By Antonio Nóbrega | 31 dezembro 2012 | Sem Comentários


Se o espetáculo e o teatro Brincante nasceram ali no ano de 1992, o espírito brincante eu já carregava comigo desde há muito tempo.
Quando ainda era menino tinha com minhas irmãs um conjunto musical em que cantava, tocava e até vez por outra inventava de representar. Com esse grupo eu interpretava músicas de Roberto Carlos, dos Beatles, música francesa, espanhola, música clássica e também músicas minhas. Só não era realmente a mistureba do samba do crioulo doido porque samba mesmo era o que menos executávamos. Ou seja, a música que cantávamos e tocávamos era basicamente aquela que ouvíamos nas rádios, na nascente televisão e a que praticávamos na Escola de Belas Artes de Recife onde estudava violino. Ainda para reforçar a minha simpatia pelo espírito brincante, devo informar a todos que por três vezes entrei nos concursos de canto e declamação do colégio Marista, onde estudava. Tinha, acho, de doze pra treze anos. Pois bem, durante os consecutivos três anos eu tracei todos os primeiros lugares…! É mole? Na categoria canto, com as músicas Calhambeque e Arrastão e na categoria declamação com o poema de Vinícius de Morais O Operário em Construção.
Não sei se vocês podem me imaginar cantando, num ano, o Calhambeque-bi-bi-te (versão Roberto Carlos) de calça de helanca azul boca de sino, colada na bunda, sapato de fivelão prateado e, noutro ano, arremessando os braços pra lá e pra cá, pra cima e pra baixo, no bom estilo Elis Regina, cantando a canção Arrastão do Edu Lobo. Pois foi o que aconteceu.
Consequentemente, portanto, quando em 1970 , a partir do convite de Ariano Suassuna para integrar o Quinteto Armorial, eu comecei a me interessar pelo universo dos brincantes populares, o meu espírito já estava preparado para fazer aquele grande mergulho brincante-cultural que me conduziu até aqui.
Posso dizer que tomar conhecimento dos brincantes ou folgazões, dançadores e músicos populares foi, naquela ocasião, como se eu tivesse sendo acometido de uma espécie de profundológico abalo sísmico cultural.
Imaginem novamente vocês que até aquele momento eu nunca tinha ouvido falar de bumba-meu-boi, maracatu, rabeca, cantadores, coco, embolada, mateus, frevo, etc. Aquele era para mim realmente um “admirável mundo novo” que se descortinava. Era o próprio realismo mágico em pessoa se revelando para mim.

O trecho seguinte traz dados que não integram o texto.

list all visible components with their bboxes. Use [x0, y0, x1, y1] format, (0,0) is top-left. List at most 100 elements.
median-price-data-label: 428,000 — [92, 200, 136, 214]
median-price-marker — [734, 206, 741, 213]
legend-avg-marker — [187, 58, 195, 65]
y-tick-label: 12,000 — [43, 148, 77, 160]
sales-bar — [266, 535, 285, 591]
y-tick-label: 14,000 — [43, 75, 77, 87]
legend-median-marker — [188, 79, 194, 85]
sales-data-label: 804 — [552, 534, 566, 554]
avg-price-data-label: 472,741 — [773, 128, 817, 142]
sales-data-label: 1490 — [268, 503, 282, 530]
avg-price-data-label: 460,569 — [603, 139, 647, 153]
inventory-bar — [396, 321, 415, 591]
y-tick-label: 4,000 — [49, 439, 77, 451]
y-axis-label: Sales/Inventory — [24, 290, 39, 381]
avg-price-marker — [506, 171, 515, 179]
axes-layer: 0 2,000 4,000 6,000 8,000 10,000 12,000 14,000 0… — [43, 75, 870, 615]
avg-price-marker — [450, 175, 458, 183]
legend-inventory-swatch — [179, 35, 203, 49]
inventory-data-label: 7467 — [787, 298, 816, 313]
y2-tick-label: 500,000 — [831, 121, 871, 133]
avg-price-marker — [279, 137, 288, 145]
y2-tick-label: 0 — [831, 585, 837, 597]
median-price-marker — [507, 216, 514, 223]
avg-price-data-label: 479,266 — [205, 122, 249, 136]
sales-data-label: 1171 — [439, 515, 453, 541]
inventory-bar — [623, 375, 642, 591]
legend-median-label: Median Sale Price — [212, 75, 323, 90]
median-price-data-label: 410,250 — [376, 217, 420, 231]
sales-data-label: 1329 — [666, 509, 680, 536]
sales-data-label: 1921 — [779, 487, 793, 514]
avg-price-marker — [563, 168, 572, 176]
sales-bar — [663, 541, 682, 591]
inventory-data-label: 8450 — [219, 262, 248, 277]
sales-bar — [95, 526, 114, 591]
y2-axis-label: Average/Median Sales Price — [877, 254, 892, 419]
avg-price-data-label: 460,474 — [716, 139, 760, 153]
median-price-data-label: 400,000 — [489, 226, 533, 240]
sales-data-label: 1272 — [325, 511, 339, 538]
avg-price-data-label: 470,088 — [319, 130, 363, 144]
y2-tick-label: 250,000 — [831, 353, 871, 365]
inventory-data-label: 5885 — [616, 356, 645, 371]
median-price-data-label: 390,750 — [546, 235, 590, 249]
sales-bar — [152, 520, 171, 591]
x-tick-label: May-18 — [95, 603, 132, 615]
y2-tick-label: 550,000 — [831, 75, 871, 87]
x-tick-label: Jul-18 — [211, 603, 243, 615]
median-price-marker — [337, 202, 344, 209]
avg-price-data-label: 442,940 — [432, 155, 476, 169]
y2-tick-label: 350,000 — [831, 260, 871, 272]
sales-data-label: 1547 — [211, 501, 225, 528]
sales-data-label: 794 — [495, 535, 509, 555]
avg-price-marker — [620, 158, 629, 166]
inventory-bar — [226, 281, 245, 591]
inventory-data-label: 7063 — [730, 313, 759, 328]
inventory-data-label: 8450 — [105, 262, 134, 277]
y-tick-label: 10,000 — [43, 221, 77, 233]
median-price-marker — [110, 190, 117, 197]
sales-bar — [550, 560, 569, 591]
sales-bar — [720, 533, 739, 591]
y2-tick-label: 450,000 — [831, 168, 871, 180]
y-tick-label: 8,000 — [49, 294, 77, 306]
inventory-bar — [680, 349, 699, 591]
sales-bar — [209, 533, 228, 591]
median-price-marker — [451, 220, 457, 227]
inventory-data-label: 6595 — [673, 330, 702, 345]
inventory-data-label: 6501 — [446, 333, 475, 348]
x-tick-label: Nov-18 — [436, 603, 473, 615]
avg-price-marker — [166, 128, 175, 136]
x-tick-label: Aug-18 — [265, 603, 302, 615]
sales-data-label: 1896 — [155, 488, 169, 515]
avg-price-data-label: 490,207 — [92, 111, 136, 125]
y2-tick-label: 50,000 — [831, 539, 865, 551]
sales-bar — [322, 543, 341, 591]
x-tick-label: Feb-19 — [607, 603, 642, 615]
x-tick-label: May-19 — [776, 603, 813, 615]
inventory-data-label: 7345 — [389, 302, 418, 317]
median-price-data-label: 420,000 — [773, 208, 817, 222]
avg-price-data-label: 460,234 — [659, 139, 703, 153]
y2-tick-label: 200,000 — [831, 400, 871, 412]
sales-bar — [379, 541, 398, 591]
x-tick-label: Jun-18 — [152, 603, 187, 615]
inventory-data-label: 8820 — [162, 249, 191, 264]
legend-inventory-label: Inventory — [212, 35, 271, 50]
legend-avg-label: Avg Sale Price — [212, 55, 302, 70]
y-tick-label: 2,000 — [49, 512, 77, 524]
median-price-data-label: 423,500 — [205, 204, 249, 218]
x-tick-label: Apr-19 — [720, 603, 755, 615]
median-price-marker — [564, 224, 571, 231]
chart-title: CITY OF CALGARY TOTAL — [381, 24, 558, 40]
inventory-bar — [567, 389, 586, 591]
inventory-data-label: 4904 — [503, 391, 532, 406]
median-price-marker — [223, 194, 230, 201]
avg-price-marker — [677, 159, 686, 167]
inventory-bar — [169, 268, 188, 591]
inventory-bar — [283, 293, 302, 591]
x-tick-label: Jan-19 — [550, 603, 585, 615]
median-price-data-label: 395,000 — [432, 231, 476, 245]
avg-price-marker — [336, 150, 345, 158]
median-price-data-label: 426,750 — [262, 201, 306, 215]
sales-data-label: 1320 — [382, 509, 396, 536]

Aliás, por essa época eu andava lendo o livro Sonhos, Memórias e Reflexões de Jung. Uma obra que guarda um pouco da mesma atmosfera onírica, lunar e cheia de maravilhas que eu descobria naquele universo que começava a vivenciar. Junguiando esse texto, acho que esse período corresponderia na minha vida a uma espécie de “iniciação aos mistérios do povo brasileiro”. Uso, aliás, a palavra mistério glosando um pouco aquele sentido dado a ela pelos antigos gregos quando iniciavam-se nos mistérios eleusinos. Através desses mistérios celebravam o regresso de Perséfone, representação mítica do retorno das plantas e da vida à terra no ciclo da primavera. De certa forma era isso o que eu sentia mesmo: uma espécie de retorno ou reencontro comigo mesmo, com as forças telúricas e vitais da minha natureza primaveril, através do rico e caudaloso imaginário popular. Durante vários e vários anos esse imaginário cultural por meio de cantos, danças, ritmos, entremeios teatrais, etc., me tomaria até à medula.
Bem, acho que vou parando por aqui hoje. Mas como não acabei ainda o danado do assunto Nascimento do Brincante, voltarei a ele ainda…
Salve.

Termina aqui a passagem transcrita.